Transkribus in practice/Models & Training

Release 1.7.1

HTR does not require dictionaries. However, they are also available and can be selected if you perform full-text recognition.

With each HTR training, a dictionary can be generated out of the GT in the training set. It is therefore possible to create a suitable dictionary for each model or for the type of text you are working with.

However, dictionaries are rarely used in Transkribus. In our project they are sometimes used at the beginning of the work on new models. As long as the model to be improved still has a CER of more than 8%, correcting the texts recognized by the HTR is very time-consuming. If a dictionary is used at this point, the CER can often be reduced to 5%. If the model already has a CER below 8%, the use of dictionaries is counterproductive because the reading result often becomes worse again. In such cases, the HTR “contrary to better knowledge” replaces its own reading result with a recommendation from the dictionary.
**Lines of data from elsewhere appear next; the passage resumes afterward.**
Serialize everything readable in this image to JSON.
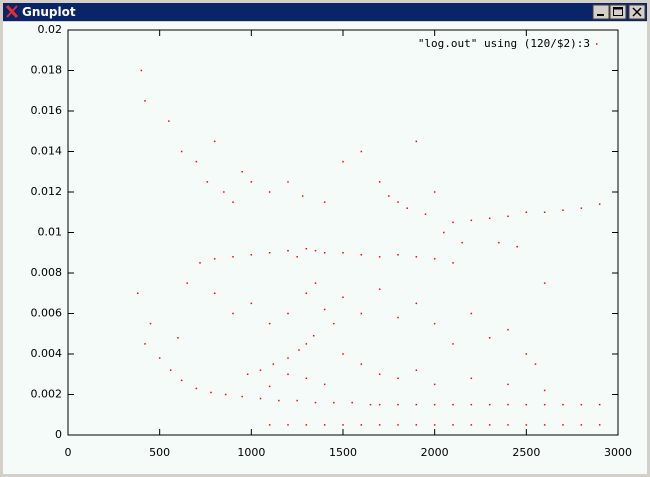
{
  "window": {
    "title": "Gnuplot"
  },
  "chart_data": {
    "type": "scatter",
    "xlim": [
      0,
      3000
    ],
    "ylim": [
      0,
      0.02
    ],
    "xticks": [
      0,
      500,
      1000,
      1500,
      2000,
      2500,
      3000
    ],
    "yticks": [
      0,
      0.002,
      0.004,
      0.006,
      0.008,
      0.01,
      0.012,
      0.014,
      0.016,
      0.018,
      0.02
    ],
    "legend": "top-right",
    "series": [
      {
        "name": "\"log.out\" using (120/$2):3",
        "color": "#ff0000",
        "x": [
          1100,
          1200,
          1300,
          1400,
          1500,
          1600,
          1700,
          1800,
          1900,
          2000,
          2100,
          2200,
          2300,
          2400,
          2500,
          2600,
          2700,
          2800,
          2900,
          1700,
          1800,
          1900,
          2000,
          2100,
          2200,
          2300,
          2400,
          2500,
          2600,
          2700,
          2800,
          2900,
          420,
          500,
          560,
          620,
          700,
          780,
          860,
          950,
          1050,
          1150,
          1250,
          1350,
          1450,
          1550,
          1650,
          980,
          1050,
          1120,
          1200,
          1260,
          1300,
          1340,
          720,
          800,
          900,
          1000,
          1100,
          1200,
          1250,
          1300,
          1350,
          1400,
          1500,
          1600,
          1700,
          1800,
          1900,
          2000,
          2100,
          1750,
          1850,
          1950,
          2100,
          2200,
          2300,
          2400,
          2500,
          2600,
          2700,
          2800,
          2900,
          400,
          420,
          550,
          620,
          700,
          760,
          800,
          850,
          900,
          950,
          1000,
          1100,
          1200,
          1280,
          1400,
          1500,
          1600,
          1700,
          1800,
          1900,
          2000,
          2050,
          2150,
          2350,
          2450,
          2600,
          650,
          800,
          900,
          1000,
          1100,
          1200,
          1300,
          1350,
          1400,
          1450,
          1500,
          1600,
          1700,
          1800,
          1900,
          2000,
          2100,
          2200,
          2300,
          2400,
          2500,
          2550,
          1500,
          1600,
          1700,
          1800,
          1900,
          2000,
          2200,
          2400,
          2600,
          1400,
          1300,
          1200,
          1100,
          380,
          450,
          600
        ],
        "values": [
          0.0005,
          0.0005,
          0.0005,
          0.0005,
          0.0005,
          0.0005,
          0.0005,
          0.0005,
          0.0005,
          0.0005,
          0.0005,
          0.0005,
          0.0005,
          0.0005,
          0.0005,
          0.0005,
          0.0005,
          0.0005,
          0.0005,
          0.0015,
          0.0015,
          0.0015,
          0.0015,
          0.0015,
          0.0015,
          0.0015,
          0.0015,
          0.0015,
          0.0015,
          0.0015,
          0.0015,
          0.0015,
          0.0045,
          0.0038,
          0.0032,
          0.0027,
          0.0023,
          0.0021,
          0.002,
          0.0019,
          0.0018,
          0.0017,
          0.0017,
          0.0016,
          0.0016,
          0.0016,
          0.0015,
          0.003,
          0.0032,
          0.0035,
          0.0038,
          0.0042,
          0.0045,
          0.0049,
          0.0085,
          0.0087,
          0.0088,
          0.0089,
          0.009,
          0.0091,
          0.0088,
          0.0092,
          0.0091,
          0.009,
          0.009,
          0.0089,
          0.0088,
          0.0089,
          0.0088,
          0.0087,
          0.0085,
          0.0118,
          0.0112,
          0.0109,
          0.0105,
          0.0106,
          0.0107,
          0.0108,
          0.011,
          0.011,
          0.0111,
          0.0112,
          0.0114,
          0.018,
          0.0165,
          0.0155,
          0.014,
          0.0135,
          0.0125,
          0.0145,
          0.012,
          0.0115,
          0.013,
          0.0125,
          0.012,
          0.0125,
          0.0118,
          0.0115,
          0.0135,
          0.014,
          0.0125,
          0.0115,
          0.0145,
          0.012,
          0.01,
          0.0095,
          0.0095,
          0.0093,
          0.0075,
          0.0075,
          0.007,
          0.006,
          0.0065,
          0.0055,
          0.006,
          0.007,
          0.0075,
          0.0062,
          0.0055,
          0.0068,
          0.006,
          0.0072,
          0.0058,
          0.0065,
          0.0055,
          0.0045,
          0.006,
          0.0048,
          0.0052,
          0.004,
          0.0035,
          0.004,
          0.0035,
          0.003,
          0.0028,
          0.0032,
          0.0025,
          0.0028,
          0.0025,
          0.0022,
          0.0025,
          0.0028,
          0.003,
          0.0024,
          0.007,
          0.0055,
          0.0048
        ]
      }
    ]
  }
}
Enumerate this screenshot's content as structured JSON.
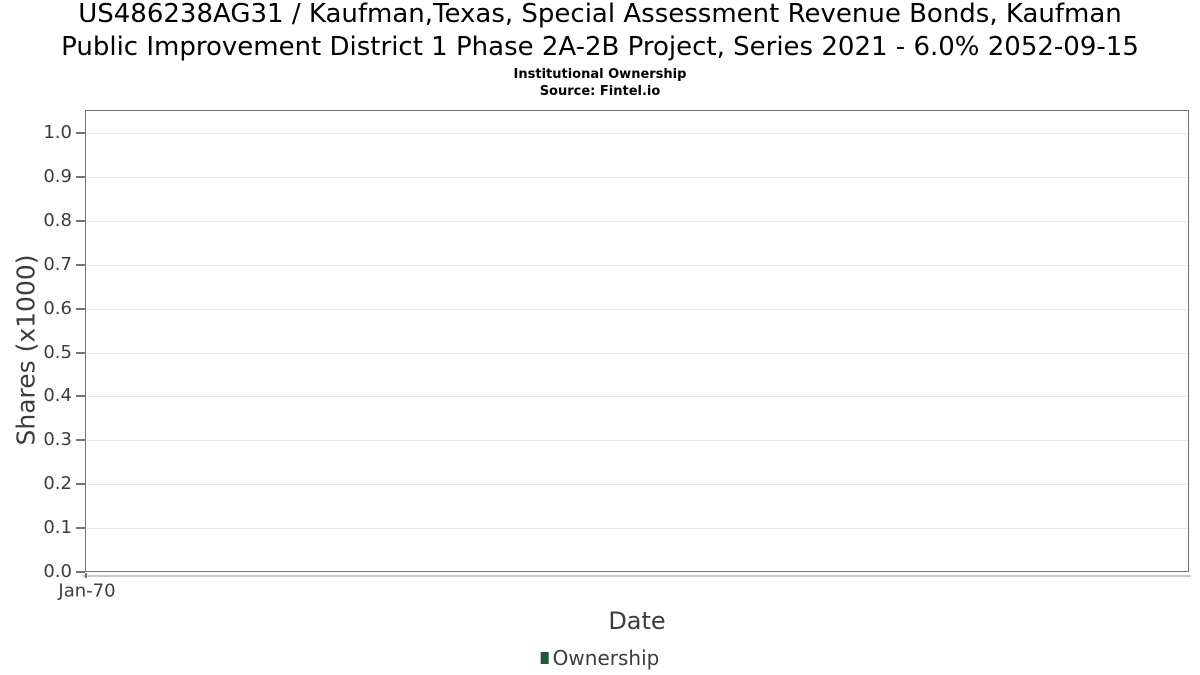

We use dictionaries just to support very weak models. And we do this rather to help the transcriber with particularly difficult writings. So we used a dictionary to create the GT for the really hard to read concept writings. Of course, the results had to be corrected in every case. But the “reading recommendations”, which were based on the HTR with dictionary, were a good help. As soon as our model was able to recognize concept writings with less than 8% CER, we decided not to use the dictionary any longer.